Il coronavirus è peggio di Lehman Brothers. A Wall Street il maggior calo dal 1987

Il coronavirus è peggio di Lehman Brothers. A Wall Street il maggior calo dal 1987

16. 03. 2020 Off Di admin

Dopo una chiusura in forte ribasso in Europa, con Milano in calo di oltre il 6%, il panico da coronavirus affonda Wall Street. Non sono bastati né l’intervento della Federal Reserve né l’annunciata volontà del G7 di agire in modo coordinato per salvare l’economia a raffreddare i timori degli investitori.

Il Dow Jones ha lasciato sul terreno il 12,94%, nella peggior sessione dal lunedì nero del 1987, quando l’orso si fermò al 22,6%. In termini assoluti la perdita è pari a 2.997 punti, il saldo negativo maggiore di sempre. E mai così male era andato il Nasdaq che ha terminato la giornata con un ribasso del 12,32% a 6.904 punti. L’S&P 500 ha invece ceduto l’11,57%.

Dai massimi del mese scorso il listino statunitense ha visto andare in fump circa il 30% del suo valore.
Neanche Donald Trump è riuscito a fermare l’emorragia. Anzi, il suo avvertimento che l’economia statunitense potrebbe finire in recessione nel secondo trimestre e l’avviso che l’epidemia potrebbe durare fino all’estate hanno rafforzato l’ondata di vendite sul finale di sessione.

A peggiorare le cose ci si è messo poi il nuovo tracollo del prezzo del petrolio. Il Wti ha perso il 9,5%% a 28,70 dollari a barile al Nymex, trascinando sul fondo con se’ l’intero comparto energetico.

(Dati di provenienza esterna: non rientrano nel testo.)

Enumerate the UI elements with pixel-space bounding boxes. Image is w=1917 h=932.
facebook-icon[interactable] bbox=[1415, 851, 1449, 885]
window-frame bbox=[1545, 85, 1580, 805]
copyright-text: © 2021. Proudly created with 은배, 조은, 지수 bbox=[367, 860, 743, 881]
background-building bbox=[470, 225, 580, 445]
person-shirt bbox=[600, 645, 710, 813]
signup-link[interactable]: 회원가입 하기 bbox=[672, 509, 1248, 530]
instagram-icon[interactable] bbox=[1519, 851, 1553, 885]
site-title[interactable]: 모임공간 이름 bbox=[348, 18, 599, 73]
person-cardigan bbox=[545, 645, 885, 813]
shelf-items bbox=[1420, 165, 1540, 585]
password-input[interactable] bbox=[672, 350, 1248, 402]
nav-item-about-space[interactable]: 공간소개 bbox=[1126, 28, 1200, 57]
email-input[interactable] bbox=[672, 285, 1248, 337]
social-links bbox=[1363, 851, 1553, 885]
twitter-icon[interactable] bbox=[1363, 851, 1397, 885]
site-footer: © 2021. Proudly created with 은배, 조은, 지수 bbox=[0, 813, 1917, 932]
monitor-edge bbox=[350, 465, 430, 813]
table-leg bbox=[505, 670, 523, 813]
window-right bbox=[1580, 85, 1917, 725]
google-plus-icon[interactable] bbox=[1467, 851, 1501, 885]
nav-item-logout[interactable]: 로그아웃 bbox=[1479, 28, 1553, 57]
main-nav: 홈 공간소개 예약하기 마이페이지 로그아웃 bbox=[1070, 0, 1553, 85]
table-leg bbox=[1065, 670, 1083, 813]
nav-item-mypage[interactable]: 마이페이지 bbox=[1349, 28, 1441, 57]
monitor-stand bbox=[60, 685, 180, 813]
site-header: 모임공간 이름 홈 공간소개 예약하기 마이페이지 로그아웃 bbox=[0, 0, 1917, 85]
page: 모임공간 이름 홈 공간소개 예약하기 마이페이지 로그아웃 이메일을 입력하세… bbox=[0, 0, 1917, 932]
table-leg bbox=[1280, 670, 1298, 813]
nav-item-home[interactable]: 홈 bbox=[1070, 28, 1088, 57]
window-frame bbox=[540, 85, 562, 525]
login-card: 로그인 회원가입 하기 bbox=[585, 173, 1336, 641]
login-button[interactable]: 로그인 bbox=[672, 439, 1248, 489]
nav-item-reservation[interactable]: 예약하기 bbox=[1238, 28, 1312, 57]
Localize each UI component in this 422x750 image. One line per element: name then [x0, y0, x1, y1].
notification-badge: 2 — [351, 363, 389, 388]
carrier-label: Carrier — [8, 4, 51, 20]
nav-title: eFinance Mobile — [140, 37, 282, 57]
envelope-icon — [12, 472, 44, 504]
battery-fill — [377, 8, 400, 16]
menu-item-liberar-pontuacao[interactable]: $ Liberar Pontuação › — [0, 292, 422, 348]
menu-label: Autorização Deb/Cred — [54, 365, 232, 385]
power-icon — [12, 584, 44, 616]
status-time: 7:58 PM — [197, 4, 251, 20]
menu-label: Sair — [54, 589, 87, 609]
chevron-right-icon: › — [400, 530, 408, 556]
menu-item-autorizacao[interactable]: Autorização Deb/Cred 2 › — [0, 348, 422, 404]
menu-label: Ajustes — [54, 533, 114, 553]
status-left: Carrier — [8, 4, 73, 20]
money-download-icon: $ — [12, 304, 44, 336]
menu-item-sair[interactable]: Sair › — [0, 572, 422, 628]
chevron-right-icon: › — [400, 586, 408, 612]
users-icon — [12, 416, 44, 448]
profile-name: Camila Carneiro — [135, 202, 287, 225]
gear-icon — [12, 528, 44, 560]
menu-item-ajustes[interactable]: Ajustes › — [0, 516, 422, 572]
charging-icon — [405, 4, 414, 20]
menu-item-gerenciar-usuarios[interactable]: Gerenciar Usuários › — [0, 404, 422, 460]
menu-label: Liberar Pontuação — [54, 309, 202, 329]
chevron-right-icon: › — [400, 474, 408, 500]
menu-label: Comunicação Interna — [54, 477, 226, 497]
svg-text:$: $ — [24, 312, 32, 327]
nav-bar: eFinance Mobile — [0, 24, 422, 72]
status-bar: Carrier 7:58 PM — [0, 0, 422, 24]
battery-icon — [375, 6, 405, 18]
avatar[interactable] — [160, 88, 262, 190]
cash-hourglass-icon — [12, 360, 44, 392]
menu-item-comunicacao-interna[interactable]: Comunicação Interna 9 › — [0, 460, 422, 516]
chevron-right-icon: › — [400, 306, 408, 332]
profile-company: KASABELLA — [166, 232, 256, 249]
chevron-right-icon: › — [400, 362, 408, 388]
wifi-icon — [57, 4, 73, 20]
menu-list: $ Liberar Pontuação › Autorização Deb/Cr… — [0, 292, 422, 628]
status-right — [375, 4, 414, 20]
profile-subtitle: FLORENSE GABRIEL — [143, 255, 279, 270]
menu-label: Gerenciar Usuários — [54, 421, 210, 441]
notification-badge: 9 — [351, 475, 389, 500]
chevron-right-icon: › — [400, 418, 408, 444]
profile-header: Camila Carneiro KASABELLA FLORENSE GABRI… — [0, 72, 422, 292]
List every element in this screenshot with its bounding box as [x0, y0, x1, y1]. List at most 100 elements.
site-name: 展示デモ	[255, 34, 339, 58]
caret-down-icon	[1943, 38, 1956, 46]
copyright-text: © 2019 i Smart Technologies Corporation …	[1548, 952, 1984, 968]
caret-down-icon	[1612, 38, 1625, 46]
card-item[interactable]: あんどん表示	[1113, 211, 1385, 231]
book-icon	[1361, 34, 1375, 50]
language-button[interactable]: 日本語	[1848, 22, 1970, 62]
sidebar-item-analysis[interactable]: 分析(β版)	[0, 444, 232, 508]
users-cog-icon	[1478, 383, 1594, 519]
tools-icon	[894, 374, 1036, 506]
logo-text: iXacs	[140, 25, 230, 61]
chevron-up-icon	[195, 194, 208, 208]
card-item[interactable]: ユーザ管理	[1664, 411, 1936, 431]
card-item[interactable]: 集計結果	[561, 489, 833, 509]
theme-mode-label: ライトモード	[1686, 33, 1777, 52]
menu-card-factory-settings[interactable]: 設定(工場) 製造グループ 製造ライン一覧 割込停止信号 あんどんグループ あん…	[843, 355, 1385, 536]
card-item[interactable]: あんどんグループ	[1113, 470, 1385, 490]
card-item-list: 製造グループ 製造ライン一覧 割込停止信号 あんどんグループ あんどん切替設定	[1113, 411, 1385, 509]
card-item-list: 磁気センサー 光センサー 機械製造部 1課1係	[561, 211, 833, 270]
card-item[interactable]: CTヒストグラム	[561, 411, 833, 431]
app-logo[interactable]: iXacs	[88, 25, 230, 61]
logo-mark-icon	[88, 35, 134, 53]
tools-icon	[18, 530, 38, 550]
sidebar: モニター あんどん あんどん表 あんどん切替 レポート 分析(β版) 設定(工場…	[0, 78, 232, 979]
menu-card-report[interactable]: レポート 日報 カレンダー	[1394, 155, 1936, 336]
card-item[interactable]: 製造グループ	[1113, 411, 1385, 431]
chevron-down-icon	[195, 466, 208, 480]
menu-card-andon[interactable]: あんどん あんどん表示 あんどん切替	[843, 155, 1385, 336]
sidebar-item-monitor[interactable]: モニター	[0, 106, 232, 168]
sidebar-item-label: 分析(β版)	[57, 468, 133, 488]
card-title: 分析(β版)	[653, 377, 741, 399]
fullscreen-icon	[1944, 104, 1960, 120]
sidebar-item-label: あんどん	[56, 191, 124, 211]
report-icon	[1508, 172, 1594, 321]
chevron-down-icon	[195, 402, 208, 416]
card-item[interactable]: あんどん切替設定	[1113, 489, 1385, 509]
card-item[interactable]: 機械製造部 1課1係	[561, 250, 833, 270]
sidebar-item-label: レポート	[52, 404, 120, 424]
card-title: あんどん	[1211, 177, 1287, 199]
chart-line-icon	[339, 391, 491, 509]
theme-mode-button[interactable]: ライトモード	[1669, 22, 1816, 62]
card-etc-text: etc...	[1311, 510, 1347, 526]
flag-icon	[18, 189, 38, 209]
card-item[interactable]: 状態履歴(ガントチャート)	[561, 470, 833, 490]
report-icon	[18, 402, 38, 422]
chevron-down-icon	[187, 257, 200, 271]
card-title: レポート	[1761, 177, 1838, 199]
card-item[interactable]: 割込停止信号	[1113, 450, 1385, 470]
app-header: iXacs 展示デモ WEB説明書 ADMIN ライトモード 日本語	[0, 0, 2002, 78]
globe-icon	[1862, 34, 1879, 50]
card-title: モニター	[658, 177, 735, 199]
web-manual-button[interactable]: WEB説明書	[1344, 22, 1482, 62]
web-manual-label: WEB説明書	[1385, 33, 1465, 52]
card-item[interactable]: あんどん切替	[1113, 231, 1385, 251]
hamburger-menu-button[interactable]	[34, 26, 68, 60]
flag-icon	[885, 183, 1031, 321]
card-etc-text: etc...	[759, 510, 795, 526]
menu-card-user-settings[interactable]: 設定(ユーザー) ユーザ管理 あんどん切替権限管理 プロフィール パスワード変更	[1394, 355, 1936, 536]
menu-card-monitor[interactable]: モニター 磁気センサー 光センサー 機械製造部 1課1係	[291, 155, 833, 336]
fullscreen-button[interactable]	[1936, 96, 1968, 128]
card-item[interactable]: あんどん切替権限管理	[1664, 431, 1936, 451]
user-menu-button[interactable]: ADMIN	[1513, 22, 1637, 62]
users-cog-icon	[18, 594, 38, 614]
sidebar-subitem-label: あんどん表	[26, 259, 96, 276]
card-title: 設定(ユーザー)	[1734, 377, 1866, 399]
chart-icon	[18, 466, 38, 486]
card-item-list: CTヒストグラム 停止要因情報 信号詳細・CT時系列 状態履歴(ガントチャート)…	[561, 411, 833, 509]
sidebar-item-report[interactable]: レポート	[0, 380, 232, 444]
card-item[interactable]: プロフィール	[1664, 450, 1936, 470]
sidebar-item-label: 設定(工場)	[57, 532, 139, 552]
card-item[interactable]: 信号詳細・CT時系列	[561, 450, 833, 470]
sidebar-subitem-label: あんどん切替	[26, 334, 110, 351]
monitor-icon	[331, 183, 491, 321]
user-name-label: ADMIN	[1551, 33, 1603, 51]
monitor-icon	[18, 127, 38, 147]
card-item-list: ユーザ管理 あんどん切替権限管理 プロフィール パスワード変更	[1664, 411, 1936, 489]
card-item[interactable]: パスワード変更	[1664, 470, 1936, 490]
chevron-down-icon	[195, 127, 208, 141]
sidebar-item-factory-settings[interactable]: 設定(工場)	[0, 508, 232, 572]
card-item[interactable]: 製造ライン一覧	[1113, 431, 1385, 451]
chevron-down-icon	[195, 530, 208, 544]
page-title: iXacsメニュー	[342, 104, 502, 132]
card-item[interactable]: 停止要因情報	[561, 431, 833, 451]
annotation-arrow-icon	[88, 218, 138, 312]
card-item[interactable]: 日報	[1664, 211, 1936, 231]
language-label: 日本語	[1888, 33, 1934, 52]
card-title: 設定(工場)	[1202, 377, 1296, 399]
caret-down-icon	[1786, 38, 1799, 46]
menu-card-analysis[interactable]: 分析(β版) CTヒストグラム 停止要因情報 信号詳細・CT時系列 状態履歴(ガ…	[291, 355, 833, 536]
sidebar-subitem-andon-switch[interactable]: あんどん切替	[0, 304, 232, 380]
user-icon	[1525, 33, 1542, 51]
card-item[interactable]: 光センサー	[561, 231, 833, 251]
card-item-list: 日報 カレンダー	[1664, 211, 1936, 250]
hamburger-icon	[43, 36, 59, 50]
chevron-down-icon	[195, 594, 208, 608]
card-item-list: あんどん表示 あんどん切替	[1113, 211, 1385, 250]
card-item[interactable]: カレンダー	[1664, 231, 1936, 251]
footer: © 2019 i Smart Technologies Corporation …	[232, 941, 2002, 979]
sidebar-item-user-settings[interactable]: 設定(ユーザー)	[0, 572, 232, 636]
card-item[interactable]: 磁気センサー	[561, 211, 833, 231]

Il tracollo delle compagnie aeree

Le compagnie aeree hanno pagato un pesante dazio alla chiusura dei confini decisa da molti Paesi, nonostante lo stesso presidente Usa abbia fatto sapere che è pronto a sostenerle “al 100%”. Dalle aviolinee è arrivata una richiesta di 50 miliardi di dollari per far fronte ai danni del coronavirus. E poco gradita al listino è stata anche la decisione di molte banche di sospende i loro piani di buyback.

Tra gli investitori si fa strada la sensazione che neanche le autorità sappiano con certezza quando il Covid-19 deciderà di farsi da parte. E il conto dei danni prodotti all’economia si fa ogni giorno più salato. A provare a rassicurarli, anch’egli senza grande successo, ha tentato il consigliere economico della casa Bianca, Larry Kudlow, che ha calcolato in 400 miliardi di dollari il valore delle misure già annunciate dall’amministrazione Trump. Cifra che potrebbe salire a 800 miliardi di dollari se il Congresso approverà il taglio delle tasse sui salari proposto dal presidente.

Le banche centrali non bastano

L’intervento a sorpresa della Fed, affermano gli analisti, fa pensare che la preoccupazione per lo stato di salute dell’economia sia davvero molto alta e che gli arsenali siano ormai scarichi. Gli investitori cominciano a chiedersi quanto altro possano fare le banche centrali in assenza di misure coordinate e tempestive dei governi. E in questo senso il comunicato del G7 non ha fatto che provocare ulteriore delusione: molti buoni principi e poche misure concrete.

In fuga dall’azionario il denaro continua a spostarsi sull’obbligazionario. Non si ferma infatti la corsa dei Treasuries, con il rendimento del decennale al minimo record dello 0,732%, dallo 0,946% della fine della settimana scorsa.